Al contrario del modello dell’albero e della radice, il rizoma è composto da elementi anomali e nomadi e non più normali e legali, ‘connette un punto qualunque con un altro punto qualunque e ciascuno dei suoi tratti non rinvia necessariamente a dei tratti della stessa natura, mette in gioco dei regimi di segni molto differenti e persino degli stati di non-segni […] Non è composto di unità, ma di dimensioni, o piuttosto di direzioni in movimento. Non ha inizio né fine, ma sempre un centro, attraverso il quale spinge e sconfina’. ‘All’opposto di una struttura che si definisce per un insieme di punti e di posizioni, di rapporti binari tra questi punti e di relazioni biunivoche tra queste posizioni, il rizoma è costituito soltanto da linee: linee di segmentarietà, di stratificazione, come dimensioni, ma anche linea di fuga o di deterritorializzazione come dimensione massimale a partire dalla quale, nel seguirla, la molteplicità fa metamorfosi cambiando natura’ (MP 56-57).

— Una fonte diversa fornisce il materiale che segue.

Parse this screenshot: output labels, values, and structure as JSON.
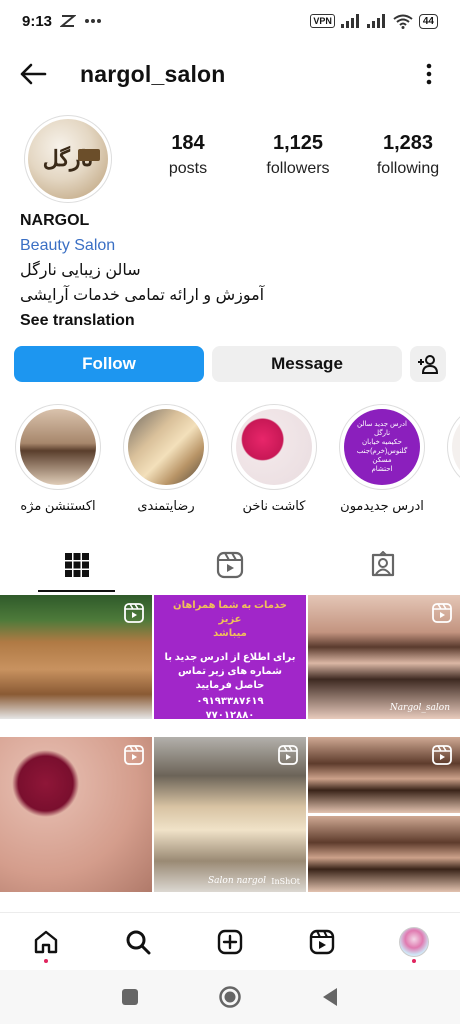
{
  "status_bar": {
    "time": "9:13",
    "vpn": "VPN",
    "battery": "44"
  },
  "header": {
    "username": "nargol_salon"
  },
  "profile": {
    "avatar_text": "نارگل",
    "stats": [
      {
        "value": "184",
        "label": "posts"
      },
      {
        "value": "1,125",
        "label": "followers"
      },
      {
        "value": "1,283",
        "label": "following"
      }
    ],
    "name": "NARGOL",
    "category": "Beauty Salon",
    "bio_lines": [
      "سالن زیبایی نارگل",
      "آموزش و ارائه تمامی خدمات آرایشی"
    ],
    "see_translation": "See translation"
  },
  "actions": {
    "follow": "Follow",
    "message": "Message"
  },
  "highlights": [
    {
      "label": "اکستنشن مژه"
    },
    {
      "label": "رضایتمندی"
    },
    {
      "label": "کاشت ناخن"
    },
    {
      "label": "ادرس جدیدمون"
    }
  ],
  "highlight_address_text": [
    "ادرس جدید سالن نارگل",
    "حکیمیه خیابان",
    "گلنوس(خرم)جنب مسکن",
    "احتشام"
  ],
  "grid": {
    "post2": {
      "top": "خدمات به شما همراهان عزیز",
      "top2": "میباشد",
      "body": "برای اطلاع از ادرس جدید با شماره های زیر تماس حاصل فرمایید",
      "phone1": "۰۹۱۹۳۳۸۷۶۱۹",
      "phone2": "۷۷۰۱۲۸۸۰"
    },
    "caption_eyebrow": "Nargol_salon",
    "caption_hair": "Salon nargol",
    "caption_hair_tag": "InShOt"
  },
  "colors": {
    "follow_blue": "#1d96f0",
    "link_blue": "#3a6fc4",
    "notification_dot": "#e0245e"
  },
  "icons": [
    "back-arrow-icon",
    "more-vertical-icon",
    "add-person-icon",
    "grid-icon",
    "reels-icon",
    "tagged-icon",
    "home-icon",
    "search-icon",
    "create-icon",
    "reels-nav-icon",
    "square-icon",
    "circle-icon",
    "triangle-back-icon"
  ]
}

All’opposto dei sistemi centrici (anche policentrici), a comunicazione gerarchica e a connessioni prestabilite, il rizoma è un sistema a-centrico, non gerarchico e non significante, senza memoria organizzzatrice o motore centrale, definito solamente da una circolazione di stati, di flussi.

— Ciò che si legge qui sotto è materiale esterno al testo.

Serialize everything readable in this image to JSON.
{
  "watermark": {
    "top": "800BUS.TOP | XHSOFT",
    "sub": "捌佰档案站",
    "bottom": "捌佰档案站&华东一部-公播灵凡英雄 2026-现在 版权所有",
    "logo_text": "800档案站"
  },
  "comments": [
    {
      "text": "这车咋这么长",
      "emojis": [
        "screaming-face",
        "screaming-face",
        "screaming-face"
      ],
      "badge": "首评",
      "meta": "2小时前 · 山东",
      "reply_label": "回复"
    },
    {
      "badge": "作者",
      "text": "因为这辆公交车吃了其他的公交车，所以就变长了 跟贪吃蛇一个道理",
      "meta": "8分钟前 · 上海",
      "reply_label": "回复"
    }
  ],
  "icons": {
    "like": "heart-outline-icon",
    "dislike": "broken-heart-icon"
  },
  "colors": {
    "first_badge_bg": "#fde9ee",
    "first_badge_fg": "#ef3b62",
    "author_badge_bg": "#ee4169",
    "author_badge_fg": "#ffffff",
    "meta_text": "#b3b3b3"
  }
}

All’opposto dell’albero, il rizoma non è l’oggetto di un processo di riproduzione, ma vive in un tempo fluttuante, sospeso, procede per variazione, espanzione, conquista, cattura, puntura. In questo senso, è un’antigenealogia. È una memoria corta, o meglio, un’antimemoria.

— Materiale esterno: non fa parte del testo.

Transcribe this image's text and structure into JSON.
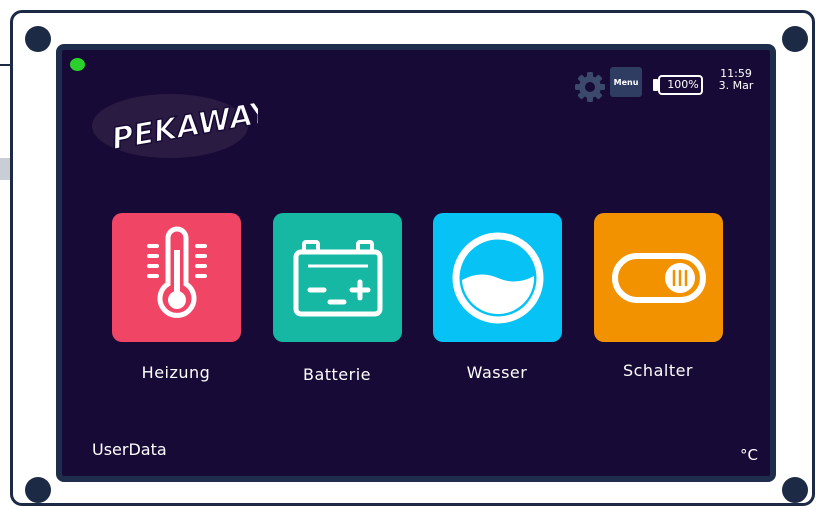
{
  "device": {
    "brand_logo_text": "PEKAWAY",
    "status_led_color": "#2bd12b"
  },
  "header": {
    "settings_icon": "gear-icon",
    "menu_label": "Menu",
    "battery_percent": "100%",
    "time": "11:59",
    "date": "3. Mar"
  },
  "tiles": [
    {
      "label": "Heizung",
      "icon": "thermometer-icon",
      "color": "#f04565"
    },
    {
      "label": "Batterie",
      "icon": "car-battery-icon",
      "color": "#16b8a4"
    },
    {
      "label": "Wasser",
      "icon": "water-tank-icon",
      "color": "#07c2f4"
    },
    {
      "label": "Schalter",
      "icon": "toggle-switch-icon",
      "color": "#f39200"
    }
  ],
  "footer": {
    "userdata_label": "UserData",
    "temperature_unit": "°C"
  }
}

Gioco sospeso tra anamnesi e amnesia, la musica come rizoma è un’antimemoria (Conversazioni 41): non è più basata sulla nozione di sviluppo o sulla trascendenza della composizione strutturale, ma è puro flusso. Musica come processo (Steve Reich), in cui l’apparente staticità rivela una pulsazione molecolare di differenze: immanenza.
Trasposta nell’ambito musicale, l’opposizione tra i due modelli (centrico e a-centrico) non illustra solo l’opposizione tra due paradigmi compositivi alternativi, ma esibisce in modo efficace la divergenza tra due ‘ideologie’. Per esempio, se si analizzano alcune delle tendenze attuali della sperimentazione elettronica, da una parte si delinea una metodologia post-strutturale, che utilizza dei sistemi informatici generativi, in cui grazie all’interattività e al tempo reale, dei modelli-matrice sono attivati per generare pattern sempre diversi. Ma per quanto le diramazioni restino aperte e richiedano l’intervento di forze esterne, il motore algoritmico persiste al centro del sistema/ambiente interattivo: software come unità centripeta di gestione e smistamento dei comportamenti musicali.
Dall’altro lato, la strategia del montaggio e del sampling, che associa ad un’estrema semplicità strutturale, la pulsazione viva di una pluralità molecolare di materiali eterogenei, supera il livello della forma a profitto del flusso di irradiazioni connotative, del gioco delle referenze, delle intensità.
(…)
Emanuele Quinz 2006 - tratto da ‘MILLESUONI. Deleuze, Guattari e la musica elettronica’ (ed. Cronopio).